[mems-talk] Glass to glass bonding

[Brubaker Chad]

This is pretty close, but the other part of the mechanism is that, in an
anodic bond, the final bond reaction is a chemical one - specifically
oxidation.  

Basically, removal of the sodium ions has one specific result - a large
number of ionic (negatively charged) oxygen species that no longer have
a positive ion to balance them.  The next best thing - some sort of
metallic or semi-metal species that can be oxidized.  The oxygen will
latch onto this material (be it silicon, iron - as in KOVAR, gallium -
as in GaAs, or other material) and form a covalent bond.

So the two primary material ingredients for an anodic bond are:

1) A glass containing a positively charged ionic species (for example,
sodium).

2) An oxidizable material.

So if a layer of oxidizable material is sputtered onto one of the glass
pieces, this becomes possible.

Best Regards,
Chad Brubaker

EV Group       invent * innovate * implement
Technology - Tel:  480.727.9635, Fax:  480.727.9700  e-mail:
c.brubaker at EVGroup.com, www.EVGroup.com

-----Original Message-----
From: mems-talk-bounces at memsnet.org
[mailto:mems-talk-bounces at memsnet.org] On Behalf Of Joseph Grogan
Sent: Wednesday, November 08, 2006 4:52 PM
To: General MEMS discussion
Subject: Re: [mems-talk] Glass to glass bonding

You cannot anodically bond glass to glass with SiO2 in between them. The

way anodic bonding works is that the glass is heated to the point where 
alkali ions (usually sodium) become mobile. When you apply a large 
voltage (maybe ~1000V) the ions are pulled to the cathode (negative 
side) leaving a depleted negative charge on the glass surface which then

gets attracted down to the other substrate (traditionally silicon) and 
bonds. To bond glass to glass, you need to put a diffusion barrier in 
between the glass, so that the top glass has something to reach down and

bond to, otherwise the sodium from the bottom glass just gets pulled up 
into the top glass and no bonding occurs. SiO2 (glass) does not serve as

a diffusion barrier for sodium since the process is based on sodium 
being mobile in glass at high temperature. For a good list of usable 
films as diffusion barriers check this paper:
"Glass-to-glass anodic bonding with standard IC technology thin films as

intermediate layers" Berthod et al, Sensors and Actuators, 2000.

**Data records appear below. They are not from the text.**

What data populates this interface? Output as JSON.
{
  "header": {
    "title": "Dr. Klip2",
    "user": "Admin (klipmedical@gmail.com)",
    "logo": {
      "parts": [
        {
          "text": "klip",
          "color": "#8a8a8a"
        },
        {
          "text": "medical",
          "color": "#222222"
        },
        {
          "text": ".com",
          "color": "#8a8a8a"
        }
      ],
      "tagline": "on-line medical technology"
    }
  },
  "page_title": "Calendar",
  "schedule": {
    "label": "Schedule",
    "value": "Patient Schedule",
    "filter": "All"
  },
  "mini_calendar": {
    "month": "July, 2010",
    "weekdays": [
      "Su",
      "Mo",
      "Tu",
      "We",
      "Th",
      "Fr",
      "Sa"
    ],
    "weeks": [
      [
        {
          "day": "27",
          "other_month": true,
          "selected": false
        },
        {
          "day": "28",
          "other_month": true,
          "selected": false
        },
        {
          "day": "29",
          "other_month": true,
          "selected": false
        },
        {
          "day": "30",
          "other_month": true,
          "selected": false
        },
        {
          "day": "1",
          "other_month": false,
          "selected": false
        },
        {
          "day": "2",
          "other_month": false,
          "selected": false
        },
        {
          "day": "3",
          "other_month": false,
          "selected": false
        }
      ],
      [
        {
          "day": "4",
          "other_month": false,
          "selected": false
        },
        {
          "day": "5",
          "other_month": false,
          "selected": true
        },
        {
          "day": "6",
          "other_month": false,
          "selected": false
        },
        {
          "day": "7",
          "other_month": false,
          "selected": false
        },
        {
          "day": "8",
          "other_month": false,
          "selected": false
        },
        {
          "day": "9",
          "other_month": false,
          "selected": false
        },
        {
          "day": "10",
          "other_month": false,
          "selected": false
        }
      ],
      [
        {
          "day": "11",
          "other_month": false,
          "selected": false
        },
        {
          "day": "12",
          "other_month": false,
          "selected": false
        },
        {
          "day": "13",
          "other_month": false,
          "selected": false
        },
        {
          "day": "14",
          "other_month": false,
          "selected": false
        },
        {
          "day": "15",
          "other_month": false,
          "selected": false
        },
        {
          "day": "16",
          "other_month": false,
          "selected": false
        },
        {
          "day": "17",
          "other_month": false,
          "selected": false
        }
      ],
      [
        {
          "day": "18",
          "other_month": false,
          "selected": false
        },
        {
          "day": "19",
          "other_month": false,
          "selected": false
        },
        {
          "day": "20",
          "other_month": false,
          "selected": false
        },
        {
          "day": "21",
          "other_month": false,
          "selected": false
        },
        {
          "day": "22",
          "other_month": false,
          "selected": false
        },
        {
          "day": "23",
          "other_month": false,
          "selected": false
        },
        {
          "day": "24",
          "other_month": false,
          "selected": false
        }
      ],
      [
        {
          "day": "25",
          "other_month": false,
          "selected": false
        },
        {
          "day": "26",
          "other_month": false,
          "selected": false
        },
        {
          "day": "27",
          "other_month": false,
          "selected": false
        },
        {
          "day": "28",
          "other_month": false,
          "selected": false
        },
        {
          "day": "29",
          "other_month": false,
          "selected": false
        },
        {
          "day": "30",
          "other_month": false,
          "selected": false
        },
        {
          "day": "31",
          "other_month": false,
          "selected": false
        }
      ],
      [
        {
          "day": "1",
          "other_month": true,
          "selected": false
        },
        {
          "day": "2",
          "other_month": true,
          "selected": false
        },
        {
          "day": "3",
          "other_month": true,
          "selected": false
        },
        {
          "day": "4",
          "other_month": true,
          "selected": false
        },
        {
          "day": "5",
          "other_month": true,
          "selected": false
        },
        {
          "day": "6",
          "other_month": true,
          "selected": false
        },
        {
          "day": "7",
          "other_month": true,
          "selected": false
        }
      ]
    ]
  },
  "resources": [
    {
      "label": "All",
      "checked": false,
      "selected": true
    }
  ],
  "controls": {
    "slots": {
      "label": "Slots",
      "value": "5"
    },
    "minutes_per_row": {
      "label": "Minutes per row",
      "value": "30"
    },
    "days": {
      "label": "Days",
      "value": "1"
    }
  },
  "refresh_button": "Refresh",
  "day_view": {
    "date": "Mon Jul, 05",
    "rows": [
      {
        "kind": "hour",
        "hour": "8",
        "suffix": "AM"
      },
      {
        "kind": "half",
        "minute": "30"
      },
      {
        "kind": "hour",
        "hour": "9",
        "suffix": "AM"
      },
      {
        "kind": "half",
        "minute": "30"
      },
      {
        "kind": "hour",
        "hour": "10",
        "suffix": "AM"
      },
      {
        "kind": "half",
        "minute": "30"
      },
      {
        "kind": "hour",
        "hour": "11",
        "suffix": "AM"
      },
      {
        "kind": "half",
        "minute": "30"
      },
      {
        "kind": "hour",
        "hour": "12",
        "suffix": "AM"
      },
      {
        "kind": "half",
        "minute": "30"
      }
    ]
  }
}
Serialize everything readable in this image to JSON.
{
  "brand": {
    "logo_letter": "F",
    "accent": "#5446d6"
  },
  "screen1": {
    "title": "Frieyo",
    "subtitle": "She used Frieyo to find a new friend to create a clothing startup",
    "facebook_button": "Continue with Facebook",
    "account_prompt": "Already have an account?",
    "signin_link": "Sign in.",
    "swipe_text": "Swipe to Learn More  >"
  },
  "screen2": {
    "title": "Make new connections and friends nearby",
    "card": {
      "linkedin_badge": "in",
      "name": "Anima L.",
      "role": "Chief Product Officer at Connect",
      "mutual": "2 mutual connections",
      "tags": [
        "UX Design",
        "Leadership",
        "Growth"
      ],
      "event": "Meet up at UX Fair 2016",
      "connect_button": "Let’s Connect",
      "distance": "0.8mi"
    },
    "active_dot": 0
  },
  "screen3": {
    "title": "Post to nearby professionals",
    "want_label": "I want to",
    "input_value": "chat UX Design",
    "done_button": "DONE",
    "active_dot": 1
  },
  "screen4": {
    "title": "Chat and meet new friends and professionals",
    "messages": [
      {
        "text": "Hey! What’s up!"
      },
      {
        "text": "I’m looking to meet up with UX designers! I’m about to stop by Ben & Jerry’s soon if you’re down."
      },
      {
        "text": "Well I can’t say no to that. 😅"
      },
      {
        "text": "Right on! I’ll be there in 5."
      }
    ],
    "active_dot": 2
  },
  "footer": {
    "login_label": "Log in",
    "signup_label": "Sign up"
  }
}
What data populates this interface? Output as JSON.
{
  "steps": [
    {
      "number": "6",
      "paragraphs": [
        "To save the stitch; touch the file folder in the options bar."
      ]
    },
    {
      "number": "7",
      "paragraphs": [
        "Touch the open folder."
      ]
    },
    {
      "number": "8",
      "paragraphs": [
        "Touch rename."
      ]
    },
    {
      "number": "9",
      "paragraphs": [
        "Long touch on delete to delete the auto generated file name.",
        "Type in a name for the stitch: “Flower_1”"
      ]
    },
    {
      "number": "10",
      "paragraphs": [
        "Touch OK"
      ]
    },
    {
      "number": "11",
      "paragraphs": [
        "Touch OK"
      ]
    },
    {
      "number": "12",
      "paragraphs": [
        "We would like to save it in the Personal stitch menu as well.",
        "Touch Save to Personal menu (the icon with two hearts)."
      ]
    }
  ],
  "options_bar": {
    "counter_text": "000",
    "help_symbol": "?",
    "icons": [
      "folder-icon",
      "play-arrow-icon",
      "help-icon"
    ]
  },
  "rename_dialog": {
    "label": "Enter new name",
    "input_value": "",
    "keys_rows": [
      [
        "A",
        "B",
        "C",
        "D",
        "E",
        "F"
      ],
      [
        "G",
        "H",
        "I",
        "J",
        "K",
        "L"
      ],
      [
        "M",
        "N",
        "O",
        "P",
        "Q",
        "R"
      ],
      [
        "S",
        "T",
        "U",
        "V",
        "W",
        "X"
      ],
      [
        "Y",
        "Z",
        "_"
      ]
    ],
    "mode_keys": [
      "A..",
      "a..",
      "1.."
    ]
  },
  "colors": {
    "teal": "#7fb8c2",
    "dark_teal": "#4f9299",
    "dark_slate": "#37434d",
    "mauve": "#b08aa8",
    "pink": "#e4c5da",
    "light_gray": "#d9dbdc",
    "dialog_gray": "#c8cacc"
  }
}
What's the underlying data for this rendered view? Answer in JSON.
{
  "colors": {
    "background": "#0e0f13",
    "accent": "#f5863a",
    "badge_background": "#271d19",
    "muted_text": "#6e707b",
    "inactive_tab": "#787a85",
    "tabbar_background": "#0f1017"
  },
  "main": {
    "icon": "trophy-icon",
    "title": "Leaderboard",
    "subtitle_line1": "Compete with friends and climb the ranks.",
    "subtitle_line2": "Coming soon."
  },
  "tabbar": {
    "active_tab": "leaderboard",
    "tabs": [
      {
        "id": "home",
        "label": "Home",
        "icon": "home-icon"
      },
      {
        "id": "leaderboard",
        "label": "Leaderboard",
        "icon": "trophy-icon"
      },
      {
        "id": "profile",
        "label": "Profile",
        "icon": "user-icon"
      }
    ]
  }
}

I've never tried doing it, but I don't believe it's possible to bond 
quartz to quartz because there are no mobile ions to migrate around. You

might be able to bond pyrex to quartz since the quartz has no ions to 
leech across the gap, however, you need to make sure that you have 
matched thermal expansion coefficients otherwise the thing will bond and

then shatter when it cools.

PDMS bonding is a finiky art if you've never done it before. The key is 
low power plasma for short time. I believe the reason is that long time 
high power forms a glassy layer on the PDMS which prevents bonding. I 
found this paper to be particularly helpful for settings and cleaning 
procedures: "Three-Dimensional Micro-Channel Fabrication in 
Polydimethylsiloxane(PDMS) Elastomer" Byung-Ho Jo, Journal of 
Microelectromechanical Systems, Vol 9. No 1, 2000.

good luck,
Joe Grogan